Decreto-dignità:|le misure fiscali
Nel corso del Consiglio dei ministri di ieri il Governo ha approvato un decreto legge, che introduce misure urgenti per la dignità dei lavoratori e delle imprese (“decreto-dignità”).

Oltre a norme finalizzate alla limitazione dell’utilizzo dei contratti di lavoro a tempo determinato, alla salvaguardia dei livelli occupazionali, al contrasto della delocalizzazione delle imprese e alla lotta al fenomeno della ludopatia, il provvedimento contiene anche disposizioni in materia di semplificazione fiscale.

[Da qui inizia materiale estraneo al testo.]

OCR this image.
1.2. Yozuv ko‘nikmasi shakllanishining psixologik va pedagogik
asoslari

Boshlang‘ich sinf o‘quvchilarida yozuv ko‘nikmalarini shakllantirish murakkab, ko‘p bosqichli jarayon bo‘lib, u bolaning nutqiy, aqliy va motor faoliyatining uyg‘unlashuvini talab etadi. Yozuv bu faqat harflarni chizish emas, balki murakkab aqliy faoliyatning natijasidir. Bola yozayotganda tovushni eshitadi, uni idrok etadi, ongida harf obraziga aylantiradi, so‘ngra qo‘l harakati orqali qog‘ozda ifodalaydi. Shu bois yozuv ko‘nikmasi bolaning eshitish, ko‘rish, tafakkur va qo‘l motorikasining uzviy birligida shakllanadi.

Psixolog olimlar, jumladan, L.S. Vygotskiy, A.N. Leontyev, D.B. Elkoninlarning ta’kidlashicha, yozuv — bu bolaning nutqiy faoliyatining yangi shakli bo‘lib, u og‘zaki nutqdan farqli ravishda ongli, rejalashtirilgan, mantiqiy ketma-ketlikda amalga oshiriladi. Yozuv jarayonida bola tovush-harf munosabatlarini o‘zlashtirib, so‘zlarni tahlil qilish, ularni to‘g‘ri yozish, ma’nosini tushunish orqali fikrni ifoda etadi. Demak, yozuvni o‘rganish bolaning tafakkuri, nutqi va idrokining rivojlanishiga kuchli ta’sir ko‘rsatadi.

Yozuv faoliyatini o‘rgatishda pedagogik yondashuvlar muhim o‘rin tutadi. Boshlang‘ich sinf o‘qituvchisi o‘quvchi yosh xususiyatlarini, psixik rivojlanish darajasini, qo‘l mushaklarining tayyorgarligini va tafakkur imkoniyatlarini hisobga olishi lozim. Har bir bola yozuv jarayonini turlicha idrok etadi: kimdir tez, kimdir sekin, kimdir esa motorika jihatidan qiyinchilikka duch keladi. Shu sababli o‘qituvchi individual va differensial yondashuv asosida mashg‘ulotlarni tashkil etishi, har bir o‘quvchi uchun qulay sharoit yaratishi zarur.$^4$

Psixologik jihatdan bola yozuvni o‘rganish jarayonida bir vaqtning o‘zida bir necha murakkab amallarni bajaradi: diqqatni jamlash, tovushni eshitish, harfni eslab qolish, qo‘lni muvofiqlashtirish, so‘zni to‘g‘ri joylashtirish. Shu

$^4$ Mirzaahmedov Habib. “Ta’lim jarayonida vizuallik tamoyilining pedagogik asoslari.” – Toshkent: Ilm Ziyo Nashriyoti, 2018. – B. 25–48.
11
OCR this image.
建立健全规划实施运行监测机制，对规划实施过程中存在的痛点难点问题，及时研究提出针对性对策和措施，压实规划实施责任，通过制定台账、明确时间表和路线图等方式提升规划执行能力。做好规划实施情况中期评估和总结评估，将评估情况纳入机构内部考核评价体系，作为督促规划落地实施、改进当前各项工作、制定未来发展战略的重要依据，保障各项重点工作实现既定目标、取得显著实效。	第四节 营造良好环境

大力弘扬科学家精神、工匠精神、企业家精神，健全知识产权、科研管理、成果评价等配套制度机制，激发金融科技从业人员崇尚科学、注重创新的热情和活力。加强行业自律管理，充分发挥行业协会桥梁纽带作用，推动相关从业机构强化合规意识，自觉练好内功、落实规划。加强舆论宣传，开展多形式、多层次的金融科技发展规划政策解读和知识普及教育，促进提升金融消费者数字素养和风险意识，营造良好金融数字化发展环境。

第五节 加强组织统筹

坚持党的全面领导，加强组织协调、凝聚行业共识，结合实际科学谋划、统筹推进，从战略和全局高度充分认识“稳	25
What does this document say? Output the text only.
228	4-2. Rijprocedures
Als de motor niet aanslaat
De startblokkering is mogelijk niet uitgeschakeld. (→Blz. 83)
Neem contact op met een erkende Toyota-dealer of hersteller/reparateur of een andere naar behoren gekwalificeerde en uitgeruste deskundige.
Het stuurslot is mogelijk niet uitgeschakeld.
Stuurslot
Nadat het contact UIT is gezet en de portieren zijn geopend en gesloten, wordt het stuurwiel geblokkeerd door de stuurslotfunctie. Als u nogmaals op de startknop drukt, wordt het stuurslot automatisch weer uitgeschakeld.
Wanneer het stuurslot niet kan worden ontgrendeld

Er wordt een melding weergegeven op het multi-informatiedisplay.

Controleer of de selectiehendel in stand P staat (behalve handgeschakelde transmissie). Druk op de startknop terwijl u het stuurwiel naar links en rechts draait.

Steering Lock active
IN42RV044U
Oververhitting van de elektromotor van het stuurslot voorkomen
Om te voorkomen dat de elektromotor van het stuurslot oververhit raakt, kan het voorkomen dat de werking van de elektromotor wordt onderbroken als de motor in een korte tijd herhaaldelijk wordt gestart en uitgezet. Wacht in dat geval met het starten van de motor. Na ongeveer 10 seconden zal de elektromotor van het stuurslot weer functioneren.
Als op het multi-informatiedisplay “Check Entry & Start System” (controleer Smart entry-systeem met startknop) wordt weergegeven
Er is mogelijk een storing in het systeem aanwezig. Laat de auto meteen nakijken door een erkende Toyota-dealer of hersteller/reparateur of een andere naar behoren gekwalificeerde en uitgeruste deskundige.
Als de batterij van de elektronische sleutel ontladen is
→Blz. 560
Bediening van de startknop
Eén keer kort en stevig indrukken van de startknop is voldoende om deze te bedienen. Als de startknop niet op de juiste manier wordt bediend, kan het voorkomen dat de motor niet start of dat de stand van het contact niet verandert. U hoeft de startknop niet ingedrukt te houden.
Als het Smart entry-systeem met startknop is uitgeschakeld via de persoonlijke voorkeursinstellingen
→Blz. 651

Tra le altre, si evidenziano:

  • la modifica del “redditometro” mediante l’introduzione di una disposizione secondo cui il decreto ministeriale attualmente vigente, che elenca gli elementi indicativi di capacità contributiva (Dm 16 settembre 2015), non ha più effetto per i controlli ancora da eseguire relativi al 2016 e agli anni successivi. Inoltre, si stabilisce l’adozione da parte del Mef di un nuovo decreto in materia, dopo aver sentito l’Istat e le associazioni maggiormente rappresentative dei consumatori
  • il rinvio della prossima scadenza per la trasmissione della comunicazione dei dati delle fatture emesse e ricevute (“spesometro” – articolo 21, Dl 78/2010); infatti, viene stabilito che i dati relativi al terzo trimestre 2018 possono essere inviati telematicamente all’Agenzia delle entrate entro il 28 febbraio 2019, anziché entro il secondo mese successivo al trimestre (cioè il 30 novembre 2018)
  • l’abolizione del meccanismo della scissione dei pagamenti (“split payment” – articolo 17-ter, Dpr 633/1972) per le prestazioni di servizi rese alle pubbliche amministrazioni dai professionisti i cui compensi sono assoggettati a ritenute alla fonte a titolo di imposta o di acconto.